She'd thought she was all over it. She watched him self-destruct on the battlefield, burn up under his own power and hate in some last-moment effort to rectify the things he'd done, and she thought…after all the years that followed, she'd finally moved on beyond the point in her life and world that was Sasuke Uchiha.

Sakura Haruno had grown up beyond her childhood dreams and infatuations.

When the jutsu misfired, she'd thought she was going to die, and it was a shock in itself to be standing in the long-abandoned Uchiha compound instead—unharmed by time and Pein's attack.

"Sasuke dear, you've forgotten your lunch!"

She'd stumbled when she turned toward the voice and a little blur of energy nearly bounced off of her leg in his rush to turn the corner she stood said something, and she thought it might have been an admonishment for her standing in the street in an awkward place, but she missed whatever he was saying through those wide, dark eyes.

They didn't have all the pain and hate and rage, they weren't even physically the same eyes. They were still the eyes she remembered. The ones a little girl had once stared at and sighed until he'd dropped a basket on her head to get her to stop.

She thought it was a genjutsu for a good long while, but once she managed to confirm reality (using a few particularly creative techniques), she'd been distracted from that point making up plausible excuses to be in the village and coming up with housing, then looking for ways home. She didn't exactly have all that much time to skulk around the Uchiha compound and make friends with the doomed residents.

She tried to tell herself that the Uchiha were a distant memory she'd long ago let go of with Sasuke, anyway. She couldn't change time, couldn't dare. She told herself it was best not to get involved at all.

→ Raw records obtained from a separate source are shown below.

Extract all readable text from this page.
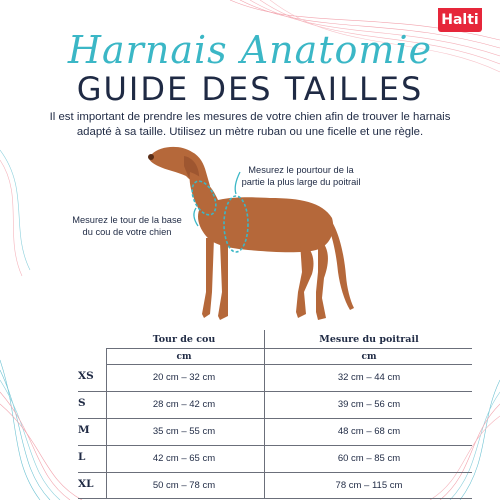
Halti
Harnais Anatomie
GUIDE DES TAILLES
Il est important de prendre les mesures de votre chien afin de trouver le harnais
adapté à sa taille. Utilisez un mètre ruban ou une ficelle et une règle.
Mesurez le pourtour de la
partie la plus large du poitrail
Mesurez le tour de la base
du cou de votre chien
Tour de cou	Mesure du poitrail
cm	cm
XS	20 cm – 32 cm	32 cm – 44 cm
S	28 cm – 42 cm	39 cm – 56 cm
M	35 cm – 55 cm	48 cm – 68 cm
L	42 cm – 65 cm	60 cm – 85 cm
XL	50 cm – 78 cm	78 cm – 115 cm
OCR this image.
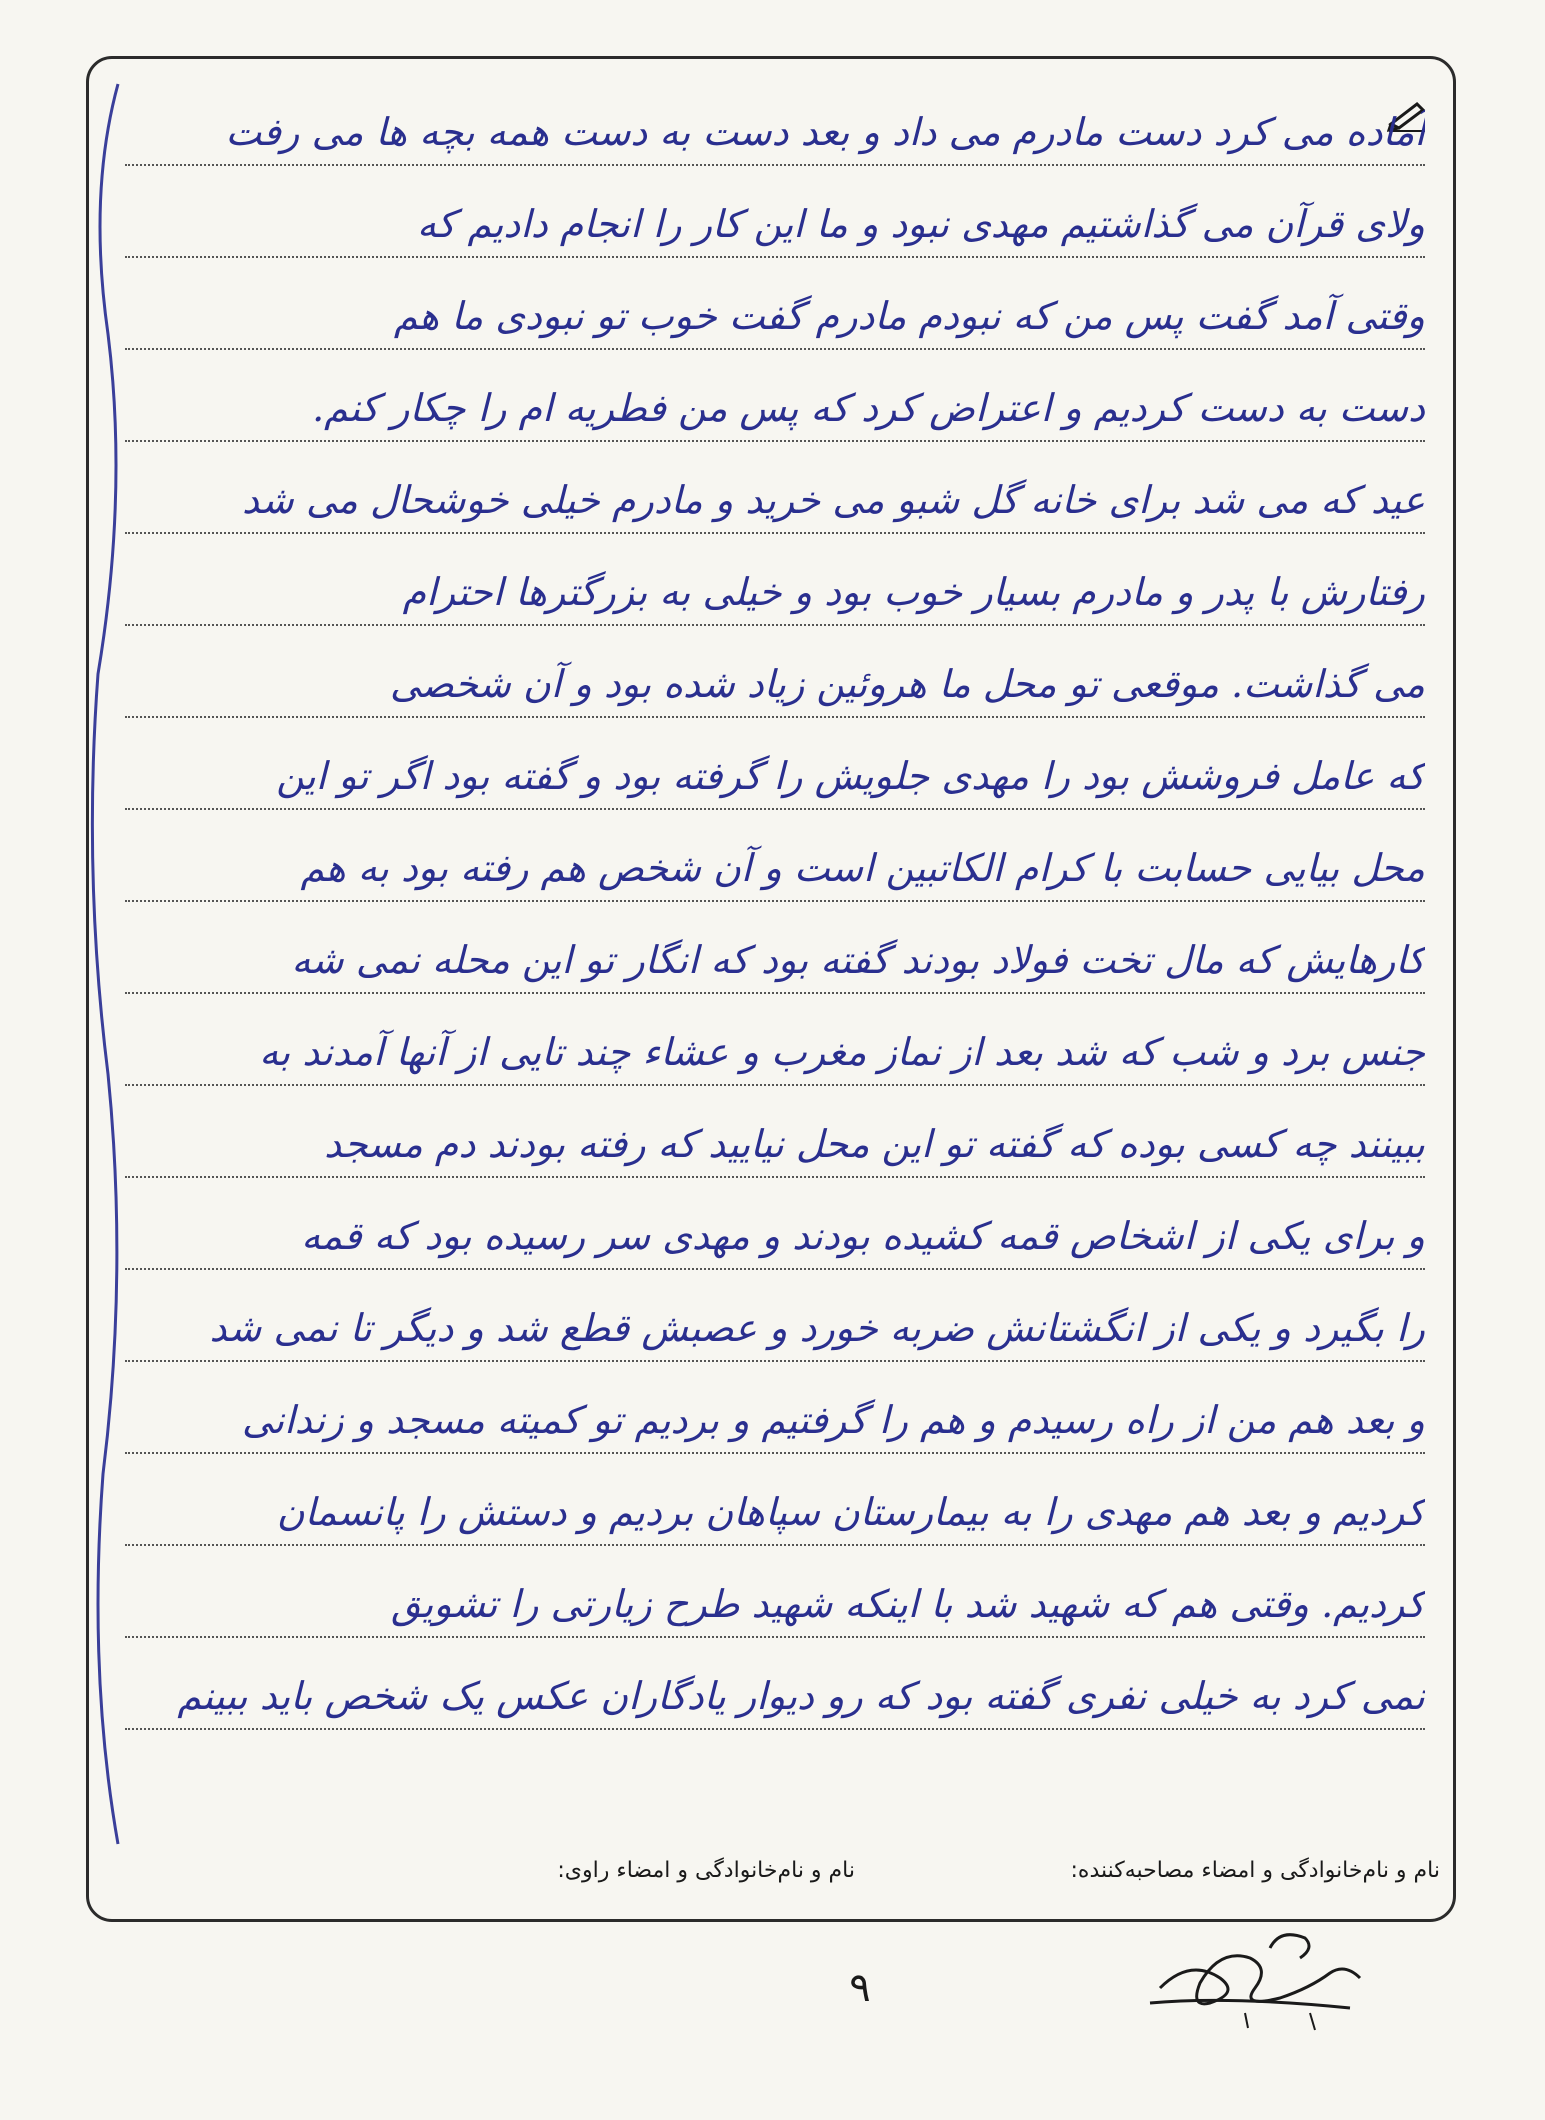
آماده می کرد دست مادرم می داد و بعد دست به دست همه بچه ها می رفت
ولای قرآن می گذاشتیم مهدی نبود و ما این کار را انجام دادیم که
وقتی آمد گفت پس من که نبودم مادرم گفت خوب تو نبودی ما هم
دست به دست کردیم و اعتراض کرد که پس من فطریه ام را چکار کنم.
عید که می شد برای خانه گل شبو می خرید و مادرم خیلی خوشحال می شد
رفتارش با پدر و مادرم بسیار خوب بود و خیلی به بزرگترها احترام
می گذاشت. موقعی تو محل ما هروئین زیاد شده بود و آن شخصی
که عامل فروشش بود را مهدی جلویش را گرفته بود و گفته بود اگر تو این
محل بیایی حسابت با کرام الکاتبین است و آن شخص هم رفته بود به هم
کارهایش که مال تخت فولاد بودند گفته بود که انگار تو این محله نمی شه
جنس برد و شب که شد بعد از نماز مغرب و عشاء چند تایی از آنها آمدند به
ببینند چه کسی بوده که گفته تو این محل نیایید که رفته بودند دم مسجد
و برای یکی از اشخاص قمه کشیده بودند و مهدی سر رسیده بود که قمه
را بگیرد و یکی از انگشتانش ضربه خورد و عصبش قطع شد و دیگر تا نمی شد
و بعد هم من از راه رسیدم و هم را گرفتیم و بردیم تو کمیته مسجد و زندانی
کردیم و بعد هم مهدی را به بیمارستان سپاهان بردیم و دستش را پانسمان
کردیم. وقتی هم که شهید شد با اینکه شهید طرح زیارتی را تشویق
نمی کرد به خیلی نفری گفته بود که رو دیوار یادگاران عکس یک شخص باید ببینم
نام و نام‌خانوادگی و امضاء مصاحبه‌کننده:
نام و نام‌خانوادگی و امضاء راوی:
۹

He was always smiling when she'd see him run by. He was almost always running by chasing after that older brother of his. She didn't mean to get dragged in: it was just she had a spare lunch when he lost his once, and she'd seen where Itachi slipped off to train when Sasuke lost track of him. It was just when she watched him practice with fake and then real shiruken she remembered the youth who'd aced all of the shiruken tests in the Academy. It was just when she delivered something to the Uchiha from the hokage while they were at dinner and Sasuke tried so hard to keep up with his brother's eating, she remembered two young genin getting sick trying to compete over how much they could eat.

It was just when he ran down the street shouting after his brother demanding a piggyback ride, when he'd beam so proudly, chest puffed out when he talked about how cool his brother was, when she caught him practicing his fireball jutsu, she remembered the days of Team 7, and all the dreams and painful memories she'd thought she'd long ago thrown away.

She'd thought she'd moved beyond Sasuke Uchiha and all the pain and happiness he'd always caused her.

"Sakura-chan!" He looked to be smiling so hard it had to hurt, but he showed no sign of it through his manic giggling as he ran up to her. "Sakura-chaaaaaannn guess what? I get to go to the Academy this year!"

Her pen dropped, and she stared blankly down at him for a moment or two. "What?"

"Mother said I get to go the Academy when Summer ends!" She tried to focus on his chatter, but her concentration shifted after those words.

The Academy…was it already that time? It was fuzzy in her memory now, but it couldn't have been long after he joined that he…

She summoned a smile and turned her attention back to him. "You should celebrate! Has your brother come up with anything? You should make sure he does."

Maybe she'd never really moved on at all. Choosing to forget wasn't the same as moving on, it was just…pretending. Maybe she should stop that.